Just how we were ever to celebrate the 500th anniversary of the Reformation was always going to be problematic, especially for Catholics, so we should be grateful to our Protestant brethren in Germany, who have come up with just the thing: a robot priest. BlessU2, as the robot is catchily named, can raise its arms in benediction, speak in a male or female voice, and dispense blessings in a variety of languages. The robot is meant to “provoke debate”, we are told.
I am left scratching my head, but here are a few thoughts that cross my mind.
First of all, in some countries, the dispensation of the sacraments can seem a little mechanical – not to the congregation, but to the priest himself. If, for example, you are a pastor in certain parts of Latin America, it is not unusual to celebrate seven Masses on a weekend, followed by about 50 or so baptisms. At the end of the weekend, you may well feel you are no more than some sort of machine for dispensing the sacraments.
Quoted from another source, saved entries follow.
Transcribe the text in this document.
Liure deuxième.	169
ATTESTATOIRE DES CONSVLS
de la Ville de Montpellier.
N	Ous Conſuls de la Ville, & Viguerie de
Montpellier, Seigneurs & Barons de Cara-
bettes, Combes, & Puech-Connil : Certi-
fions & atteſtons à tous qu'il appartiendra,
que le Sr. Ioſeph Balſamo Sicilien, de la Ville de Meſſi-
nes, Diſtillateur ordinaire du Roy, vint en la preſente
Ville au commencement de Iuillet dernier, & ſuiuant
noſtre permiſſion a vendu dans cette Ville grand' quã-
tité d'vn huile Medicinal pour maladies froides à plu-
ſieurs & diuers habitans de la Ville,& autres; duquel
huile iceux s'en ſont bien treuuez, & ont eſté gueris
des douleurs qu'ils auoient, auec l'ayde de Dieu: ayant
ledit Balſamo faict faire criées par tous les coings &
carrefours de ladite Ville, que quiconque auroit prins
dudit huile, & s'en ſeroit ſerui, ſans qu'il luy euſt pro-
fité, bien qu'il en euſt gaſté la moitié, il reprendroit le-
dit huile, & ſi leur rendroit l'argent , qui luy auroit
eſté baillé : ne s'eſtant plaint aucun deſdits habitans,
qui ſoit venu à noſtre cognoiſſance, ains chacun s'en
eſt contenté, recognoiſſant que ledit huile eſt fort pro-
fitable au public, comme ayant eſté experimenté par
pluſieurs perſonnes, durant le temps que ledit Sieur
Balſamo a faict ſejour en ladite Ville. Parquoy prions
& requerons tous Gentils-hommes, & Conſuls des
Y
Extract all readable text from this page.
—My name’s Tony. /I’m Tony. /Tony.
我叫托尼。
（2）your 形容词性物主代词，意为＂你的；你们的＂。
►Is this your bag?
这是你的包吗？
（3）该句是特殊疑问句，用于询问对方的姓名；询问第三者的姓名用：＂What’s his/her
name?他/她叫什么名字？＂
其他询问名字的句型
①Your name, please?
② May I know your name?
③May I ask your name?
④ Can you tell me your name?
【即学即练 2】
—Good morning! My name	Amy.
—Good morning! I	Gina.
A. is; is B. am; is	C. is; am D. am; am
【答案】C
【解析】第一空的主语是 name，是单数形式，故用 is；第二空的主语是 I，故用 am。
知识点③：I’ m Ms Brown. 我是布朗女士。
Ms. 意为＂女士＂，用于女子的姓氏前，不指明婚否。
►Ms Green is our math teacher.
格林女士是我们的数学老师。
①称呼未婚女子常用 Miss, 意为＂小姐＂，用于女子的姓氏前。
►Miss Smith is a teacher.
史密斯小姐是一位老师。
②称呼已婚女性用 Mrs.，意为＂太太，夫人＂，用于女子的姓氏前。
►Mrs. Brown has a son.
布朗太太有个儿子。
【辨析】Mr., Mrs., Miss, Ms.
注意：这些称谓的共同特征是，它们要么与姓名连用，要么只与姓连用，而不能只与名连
But the truth is that you are never a machine, you are a person, and the sacraments depend on human mediation. God’s grace flows to us through human channels, and it always has, ever since Christ appeared on earth. He is the Sacrament from which all other sacraments flow. There are no sacraments without the original mystery of the Incarnation.
It is June, the month dedicated to the Sacred Heart of Jesus, in which we honour and contemplate the sacred humanity of the Lord. The humanity of the Lord is the way He chose to save us; His humanity was not an instrument of salvation taken up once for a set purpose, and then set aside, it is rather the great and abiding sign of God’s love. If the robot priest makes us think, it is surely along these lines: how lucky we are to have been saved by Jesus, a man like us in all things but sin, in whom dwelt the fullness of divinity.
The other thought that comes to mind, after the humanity of Christ, is that priests too are human, though, unlike the Saviour, hardly without sin. Machines, if they run well, replicate the same actions over and over again. When a human acts, each action is hardly repeatable in this mechanical sense. One goes to a priest in order to meet another human being, however imperfect, and that priest’s fallible humanity is preferable to the cold and mechanical nature of a robot. The robot reminds us that priests are human, and that they should be recognised as such, and free to be such. No one wants a mechanical priest.
The robot priest is perhaps a warning. So much of life has now been mechanised, and in so many ordinary situations we now deal with automated responses or machines rather than people. But in the Church, as from the beginning, the role of the human being cannot be replaced.
“BlessU2” is a gimmick for the 500th anniversary of the Reformation; the priesthood founded by Christ is forever, until He comes again.